Employers withdraw from social agreement
All four employer organisations have withdrawn from the long-awaited social agreement for 2015–2016 after unions pushed through legislative changes that increased the minimum wage. This will influence the success of social dialogue at national and sector levels, and social partners will have to work to rebuild trust.
Police and energy sector strikes
The police strike continues from 2015 as police trade unions and the government have not yet found a compromise solution to the police officers’ demands. The main consequences of the strike are:
- reduced safety;
- an increase in the number of offences, particularly property crime;
- decreased police presence in public places;
- fewer preventive tasks being carried out;
- fewer penalties issued for minor offences, resulting in an estimated revenue loss of around €10 million.
In the energy sector, a general warning strike began, drawing attention in particular to the increasingly precarious situation of workers.
Negotiations on public sector wages
Negotiations for the public sector wage bill from 2017 onwards started in March 2016, in line with the last public sector wage agreement, which was signed in November 2015. At present, both negotiating sides have conflicting proposals for wage policy over the next four years.
Collective agreement in private security sector
There have also been cases of successful social dialogue. For example, in January 2016, the social partners signed the Private Security Collective Agreement, which ended a 10-year period without defined collective rights in this sector. The Ministry of Labour, Family, Social Affairs and Equal Opportunities has extended the scope of the collective agreement to now cover almost 6,000 workers.
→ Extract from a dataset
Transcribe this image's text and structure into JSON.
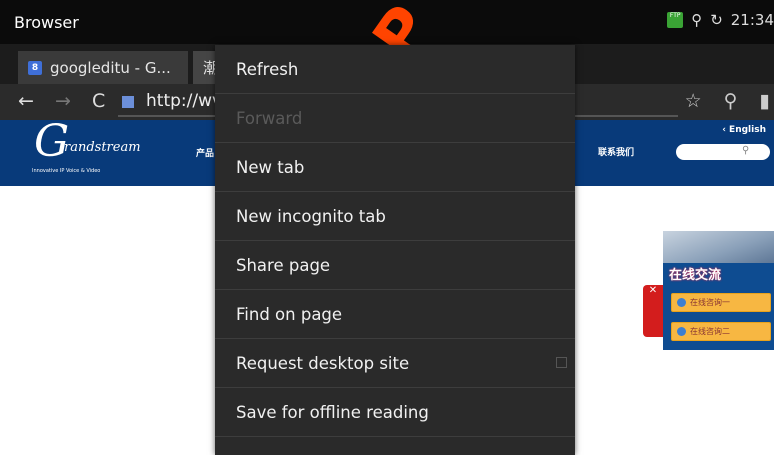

Proposals to control labour costs
In March, the Association of Employers of Slovenia (ZDS) and the Association of Free Trade Unions of Slovenia (ZSSS) presented the Minister of Finance with their proposals to curb labour costs in the light of tax reforms. ZDS proposed lowering the tax burden for highly qualified staff whose jobs are the most taxed, while ZSSS proposed income tax changes that would help to decrease labour costs and increase net wages, purchasing power and consumption.
Changes to minimum wage rules
From 1 January 2016, three allowances for unfavourable working time (for night, Sunday and holiday work) are exempt from the minimum wage and paid separately. The minimum wage will remain at €790.73 gross per month, despite deflation, for around 38,000 workers.